📖

Literature Review

Systematic analysis of existing scholarship on AI in creative practice

👥

Qualitative Research

In-depth interviews and observational studies with practitioners

🔬

Experimental Design

Controlled studies comparing collaborative approaches

📊

Quantitative Analysis

Statistical evaluation of creative outputs and processes

Phase I

Foundation & Landscape Mapping

The foundational phase establishes the theoretical grounding for our investigation through comprehensive literature review and landscape analysis of current AI creative tools and practices.

We examine existing research across design studies, human-computer interaction, artificial intelligence, and creative cognition to build a robust theoretical foundation for understanding human-AI creative collaboration.

Simultaneously, we map the current landscape of AI tools, identifying capabilities, limitations, and adoption patterns across different creative disciplines and geographic regions.

Research Activities

  • Systematic literature review (500+ sources)
  • AI tool capability mapping & classification
  • Industry adoption survey (n=1000+)
  • Expert panel consultations

Expected Outputs

  • Comprehensive literature synthesis
  • AI creative tools taxonomy
  • Adoption patterns report
Phase II

Empirical Investigation

The empirical phase involves direct engagement with creative practitioners actively using AI tools in their professional work, gathering rich qualitative data on real-world human-AI collaboration experiences.

Through semi-structured interviews, workflow observation sessions, and detailed case studies, we capture the nuanced ways designers integrate AI into their practice.

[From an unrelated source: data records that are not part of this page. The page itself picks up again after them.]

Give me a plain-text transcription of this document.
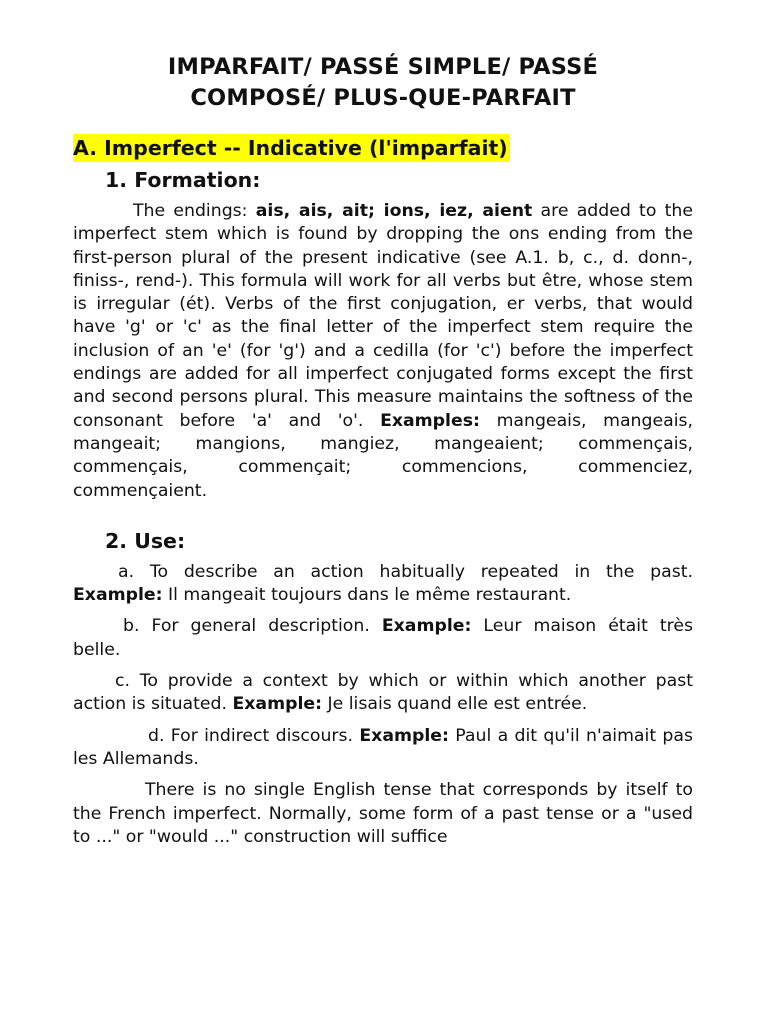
IMPARFAIT/ PASSÉ SIMPLE/ PASSÉ
COMPOSÉ/ PLUS-QUE-PARFAIT
A. Imperfect -- Indicative (l'imparfait)
1. Formation:

The endings: ais, ais, ait; ions, iez, aient are added to the imperfect stem which is found by dropping the ons ending from the first-person plural of the present indicative (see A.1. b, c., d. donn-, finiss-, rend-). This formula will work for all verbs but être, whose stem is irregular (ét). Verbs of the first conjugation, er verbs, that would have 'g' or 'c' as the final letter of the imperfect stem require the inclusion of an 'e' (for 'g') and a cedilla (for 'c') before the imperfect endings are added for all imperfect conjugated forms except the first and second persons plural. This measure maintains the softness of the consonant before 'a' and 'o'. Examples: mangeais, mangeais, mangeait; mangions, mangiez, mangeaient; commençais, commençais, commençait; commencions, commenciez, commençaient.

2. Use:

a. To describe an action habitually repeated in the past. Example: Il mangeait toujours dans le même restaurant.

b. For general description. Example: Leur maison était très belle.

c. To provide a context by which or within which another past action is situated. Example: Je lisais quand elle est entrée.

d. For indirect discours. Example: Paul a dit qu'il n'aimait pas les Allemands.

There is no single English tense that corresponds by itself to the French imperfect. Normally, some form of a past tense or a "used to ..." or "would ..." construction will suffice
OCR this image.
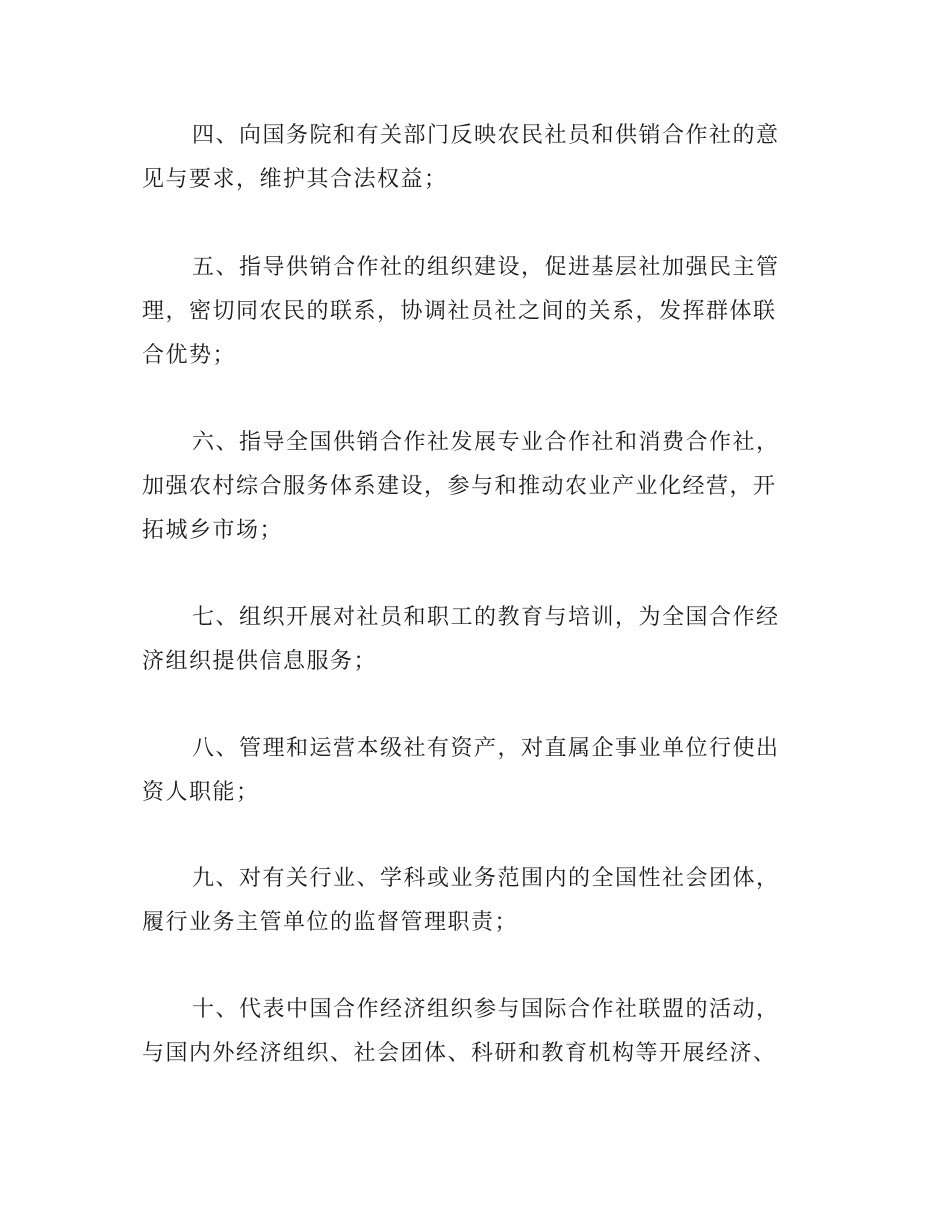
四、向国务院和有关部门反映农民社员和供销合作社的意
见与要求，维护其合法权益；

五、指导供销合作社的组织建设，促进基层社加强民主管
理，密切同农民的联系，协调社员社之间的关系，发挥群体联
合优势；

六、指导全国供销合作社发展专业合作社和消费合作社，
加强农村综合服务体系建设，参与和推动农业产业化经营，开
拓城乡市场；

七、组织开展对社员和职工的教育与培训，为全国合作经
济组织提供信息服务；

八、管理和运营本级社有资产，对直属企事业单位行使出
资人职能；

九、对有关行业、学科或业务范围内的全国性社会团体，
履行业务主管单位的监督管理职责；

十、代表中国合作经济组织参与国际合作社联盟的活动，
与国内外经济组织、社会团体、科研和教育机构等开展经济、
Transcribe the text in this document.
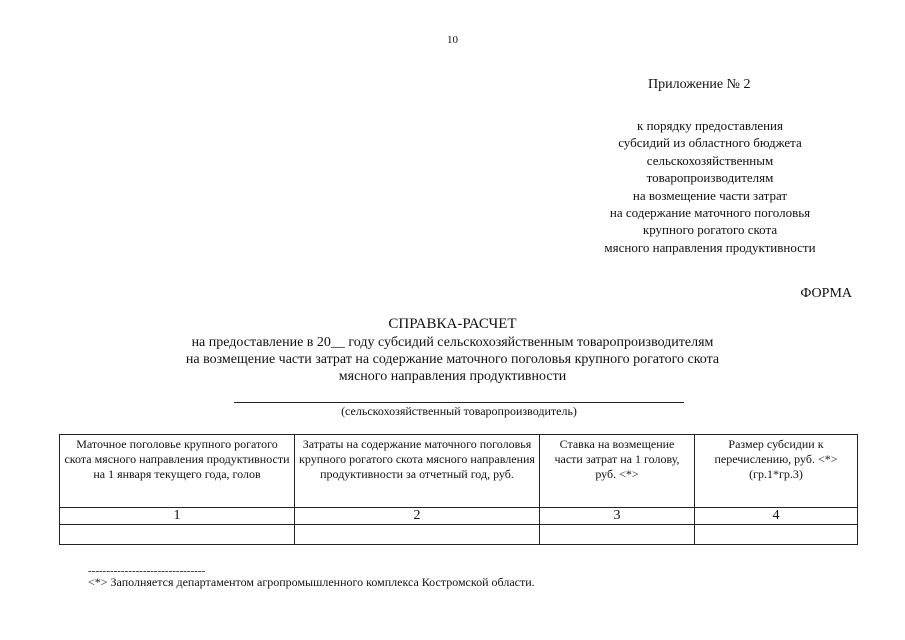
10
Приложение № 2
к порядку предоставления
субсидий из областного бюджета
сельскохозяйственным
товаропроизводителям
на возмещение части затрат
на содержание маточного поголовья
крупного рогатого скота
мясного направления продуктивности
ФОРМА
СПРАВКА-РАСЧЕТ
на предоставление в 20__ году субсидий сельскохозяйственным товаропроизводителям
на возмещение части затрат на содержание маточного поголовья крупного рогатого скота
мясного направления продуктивности
(сельскохозяйственный товаропроизводитель)
Маточное поголовье крупного рогатого скота мясного направления продуктивности на 1 января текущего года, голов	Затраты на содержание маточного поголовья крупного рогатого скота мясного направления продуктивности за отчетный год, руб.	Ставка на возмещение части затрат на 1 голову, руб. <*>	Размер субсидии к перечислению, руб. <*> (гр.1*гр.3)
1	2	3	4

--------------------------------
<*> Заполняется департаментом агропромышленного комплекса Костромской области.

This phase provides crucial insights into the lived experience of human-AI creative collaboration that cannot be captured through surveys or controlled experiments alone.

Research Activities

  • Practitioner interviews (n=50+)
  • Workflow observation sessions
  • Case study documentation (15 projects)
  • Focus group discussions

Expected Outputs

  • Practitioner experience analysis
  • Workflow pattern identification
  • Best practice documentation
Phase III

Experimental Validation

The experimental phase tests specific hypotheses about human-AI collaboration through controlled studies comparing creative outputs and processes across different collaboration modes.

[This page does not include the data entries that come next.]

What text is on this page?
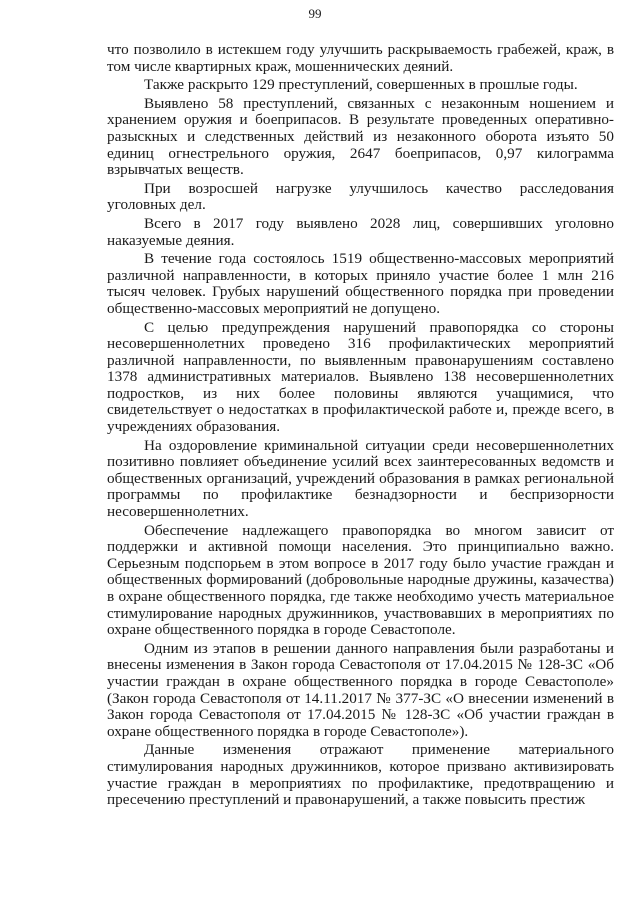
99

что позволило в истекшем году улучшить раскрываемость грабежей, краж, в том числе квартирных краж, мошеннических деяний.

Также раскрыто 129 преступлений, совершенных в прошлые годы.

Выявлено 58 преступлений, связанных с незаконным ношением и хранением оружия и боеприпасов. В результате проведенных оперативно-разыскных и следственных действий из незаконного оборота изъято 50 единиц огнестрельного оружия, 2647 боеприпасов, 0,97 килограмма взрывчатых веществ.

При возросшей нагрузке улучшилось качество расследования уголовных дел.

Всего в 2017 году выявлено 2028 лиц, совершивших уголовно наказуемые деяния.

В течение года состоялось 1519 общественно-массовых мероприятий различной направленности, в которых приняло участие более 1 млн 216 тысяч человек. Грубых нарушений общественного порядка при проведении общественно-массовых мероприятий не допущено.

С целью предупреждения нарушений правопорядка со стороны несовершеннолетних проведено 316 профилактических мероприятий различной направленности, по выявленным правонарушениям составлено 1378 административных материалов. Выявлено 138 несовершеннолетних подростков, из них более половины являются учащимися, что свидетельствует о недостатках в профилактической работе и, прежде всего, в учреждениях образования.

На оздоровление криминальной ситуации среди несовершеннолетних позитивно повлияет объединение усилий всех заинтересованных ведомств и общественных организаций, учреждений образования в рамках региональной программы по профилактике безнадзорности и беспризорности несовершеннолетних.

Обеспечение надлежащего правопорядка во многом зависит от поддержки и активной помощи населения. Это принципиально важно. Серьезным подспорьем в этом вопросе в 2017 году было участие граждан и общественных формирований (добровольные народные дружины, казачества) в охране общественного порядка, где также необходимо учесть материальное стимулирование народных дружинников, участвовавших в мероприятиях по охране общественного порядка в городе Севастополе.

Одним из этапов в решении данного направления были разработаны и внесены изменения в Закон города Севастополя от 17.04.2015 № 128-ЗС «Об участии граждан в охране общественного порядка в городе Севастополе» (Закон города Севастополя от 14.11.2017 № 377-ЗС «О внесении изменений в Закон города Севастополя от 17.04.2015 № 128-ЗС «Об участии граждан в охране общественного порядка в городе Севастополе»).

Данные изменения отражают применение материального стимулирования народных дружинников, которое призвано активизировать участие граждан в мероприятиях по профилактике, предотвращению и пресечению преступлений и правонарушений, а также повысить престиж
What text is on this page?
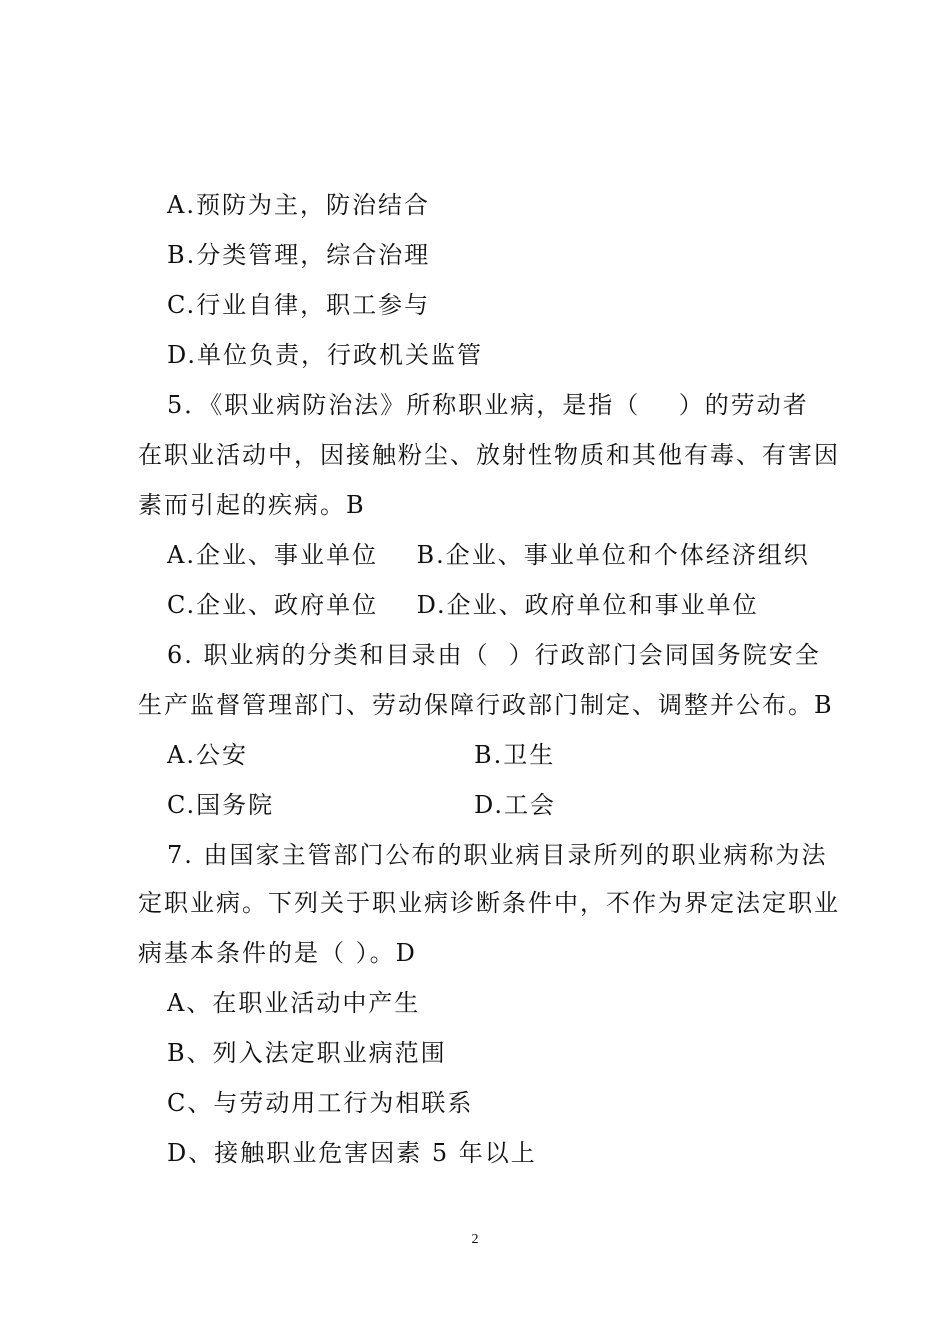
A.预防为主，防治结合
B.分类管理，综合治理
C.行业自律，职工参与
D.单位负责，行政机关监管
5．《职业病防治法》所称职业病，是指（    ）的劳动者
在职业活动中，因接触粉尘、放射性物质和其他有毒、有害因
素而引起的疾病。B
A.企业、事业单位    B.企业、事业单位和个体经济组织
C.企业、政府单位    D.企业、政府单位和事业单位
6. 职业病的分类和目录由（  ）行政部门会同国务院安全
生产监督管理部门、劳动保障行政部门制定、调整并公布。B
A.公安	B.卫生
C.国务院	D.工会
7. 由国家主管部门公布的职业病目录所列的职业病称为法
定职业病。下列关于职业病诊断条件中，不作为界定法定职业
病基本条件的是（ ）。D
A、在职业活动中产生
B、列入法定职业病范围
C、与劳动用工行为相联系
D、接触职业危害因素 5 年以上
2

Participants complete identical creative briefs under varying conditions: human-only, AI-assisted at specific stages, and full-chain AI collaboration. Outputs are evaluated by expert panels.

This phase provides the quantitative evidence needed to support claims about the effectiveness of different collaboration approaches.

Research Activities

  • Controlled creative experiments
  • Comparative output analysis
  • Expert panel evaluations
  • Statistical significance testing

Expected Outputs

  • Experimental results dataset
  • Comparative analysis report
  • Statistical validation
Phase IV

Framework Synthesis & Validation

The synthesis phase integrates findings from all previous phases into a coherent Full-Chain Creative Partner framework, validated through pilot implementations with industry partners.

We develop practical guidelines, assessment tools, and implementation strategies that translate research insights into actionable recommendations for creative practitioners and organisations.

Framework validation involves real-world testing with partner studios, educational institutions, and individual practitioners across multiple creative disciplines.

Research Activities

  • Framework development workshops
  • Pilot implementation programmes
  • Iterative refinement cycles
  • Stakeholder feedback integration

Expected Outputs

  • Full-Chain Framework v1.0
  • Implementation guidelines
  • Assessment toolkit

Research Timeline

A 24-month investigation from foundation to framework delivery

I
Phase I Foundation Q1-Q2 2024
II
Phase II Empirical Q3-Q4 2024
III
Phase III Experimental Q1-Q2 2025
IV
Phase IV Synthesis Q3-Q4 2025

Ethical Considerations

Our research adheres to rigorous ethical standards addressing key concerns in AI-related creative research.

🔒 Data Privacy

All participant data is anonymised and securely stored. Creative outputs shared with explicit consent only. GDPR-compliant data handling throughout.

⚖️ Informed Consent

Clear explanation of research purposes, data usage, and participant rights. Ongoing consent verification for longitudinal engagement.

🎨 Creative Attribution

Transparent frameworks for attributing human vs AI contributions in collaborative works examined within the research.

🌍 Inclusive Representation

Active recruitment across diverse geographic, cultural, and disciplinary backgrounds to ensure findings reflect global creative practice.